Pretty little love songs…

…can’t be wrong. There are an awful lot of love songs out there whose lyrics truly don’t take your heart and mind for a trip until the situation fits the mold of the songwriter’s empathy. I guess I should say un-love songs, those heartbreak and tearstain melodies that explain the situation that you are in perfectly, and of course have explained that same situation that perfectly for thousands upon thousands of other listeners over the songs’ existence. Whether it has been Wilco’s “A.M.” (which I had listened to many times before now without the emotional connection) or Led Zeppelin or whatever tune the radio serves up, there just seems to be an inordinate amount of coverage of downhill rolling, lost belonging. Or maybe I am just listening to what I want to hear.

Do It.
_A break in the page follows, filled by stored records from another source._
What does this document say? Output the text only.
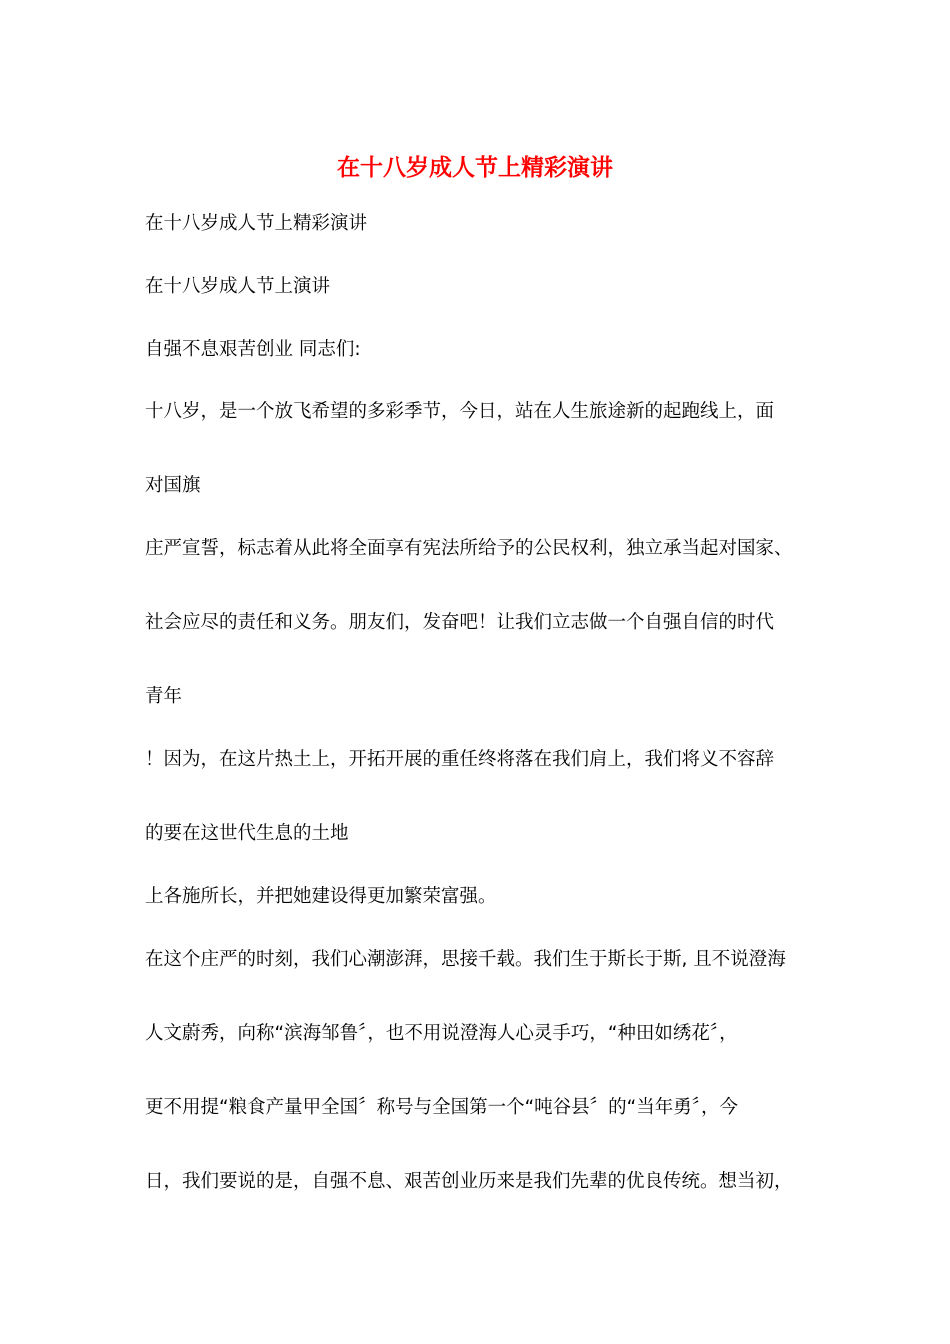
在十八岁成人节上精彩演讲
在十八岁成人节上精彩演讲
在十八岁成人节上演讲
自强不息艰苦创业 同志们:
十八岁，是一个放飞希望的多彩季节，今日，站在人生旅途新的起跑线上，面
对国旗
庄严宣誓，标志着从此将全面享有宪法所给予的公民权利，独立承当起对国家、
社会应尽的责任和义务。朋友们，发奋吧！让我们立志做一个自强自信的时代
青年
！因为，在这片热土上，开拓开展的重任终将落在我们肩上，我们将义不容辞
的要在这世代生息的土地
上各施所长，并把她建设得更加繁荣富强。
在这个庄严的时刻，我们心潮澎湃，思接千载。我们生于斯长于斯, 且不说澄海
人文蔚秀，向称“滨海邹鲁〞，也不用说澄海人心灵手巧，“种田如绣花〞，
更不用提“粮食产量甲全国〞称号与全国第一个“吨谷县〞的“当年勇〞，今
日，我们要说的是，自强不息、艰苦创业历来是我们先辈的优良传统。想当初，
Now!

The great French Marshall Lyautey once asked his gardener to plant a tree. The gardener objected that the tree was slow growing and would not reach maturity for 100 years. The Marshall replied, ‘In that case, there is no time to lose; plant it this afternoon!

– John F. Kennedy

In a postscript – After a couple of phone calls and some inner dialogue, I have decided that it is not only possible but incredibly opportune to visit LA and SF with resume in tow. December may not grant me a job, but it will give me the chance to plant my tree.

Fast Food

Must stop eating fast food. The first year in California, when I actually lived in San Francisco proper, those quick and greasy meals were few and far between. Few in number per capita, fast food restaraunts were easy to avoid and small, locally owned eateries were abundant. After moving to Alameda I began to slip. A little KFC here, a little MickeyD’s there. Now that I have spent a couple of months in Texas, I am participating fully in the fast food culture that I enjoyed abstaining from only a few short years ago. It’s the convenience, the ease, the price (dollar menus rule!) that seem to make this habitual. Time to convince myself that I don’t have to have it my way and that america’s drive-in will survive without my patronage.